In contrast, asynchronous execution allows tasks to be performed without blocking the system, making it ideal for operations in the background. This mode is typically used for triggering events or notifications to enterprise systems, where immediate response is not critical. For example, a custom processor can be written to send a notification to Slack or trigger an event in a Security dashboard when certain data is exchanged with LLMs. Custom processors trigger webhooks, insert data into Data Warehouses, or trigger enterprise workflows.

Processor Chains

Processor chains are a foundational concept within the Javelin platform, representing a sophisticated mechanism for orchestrating the execution flow for calls.

Processor Chains are essentially sequences of processors — self-contained modules designed to perform specific functions — arranged in a DAG structure. This arrangement facilitates complex processing sequences and ensures the execution flow is efficient, logical, and adaptable to various enterprise needs.
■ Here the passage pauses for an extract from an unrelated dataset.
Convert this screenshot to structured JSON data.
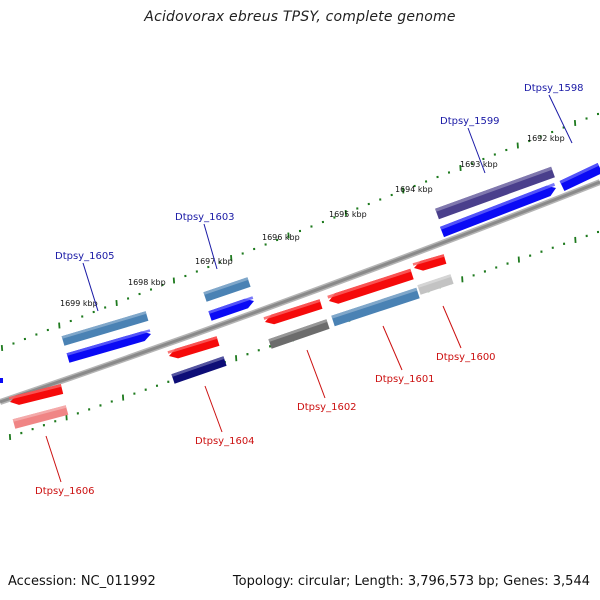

Each processor within the chain can be developed, tested, and deployed independently, enhancing the platform’s flexibility and responsiveness to changing requirements. Processor chains can be dynamically adjusted to handle varying loads, making them well-suited for enterprises with fluctuating processing demands. The ability to run processors asynchronously also contributes to the platform’s overall efficiency, allowing for non-blocking operations and improved resource utilization.

Processors can be attached to one or more routes in Javelin. For example, you can designate a specific Processor Chain to execute while triggering OpenAI calls and a completely different Processor Chain to trigger a Huggingface model.

Request Chains

When a request enters the Javelin platform, it can be directed through a specifically designed processor chain configured to analyze, validate, and pre-process the data before it goes to a model. Typical checks here involve filtering or redacting PII/PHI information.

Response Chains

Once the LLM responds to the application, the response processor chain is triggered to format, enrich, and securely deliver the response back to the application.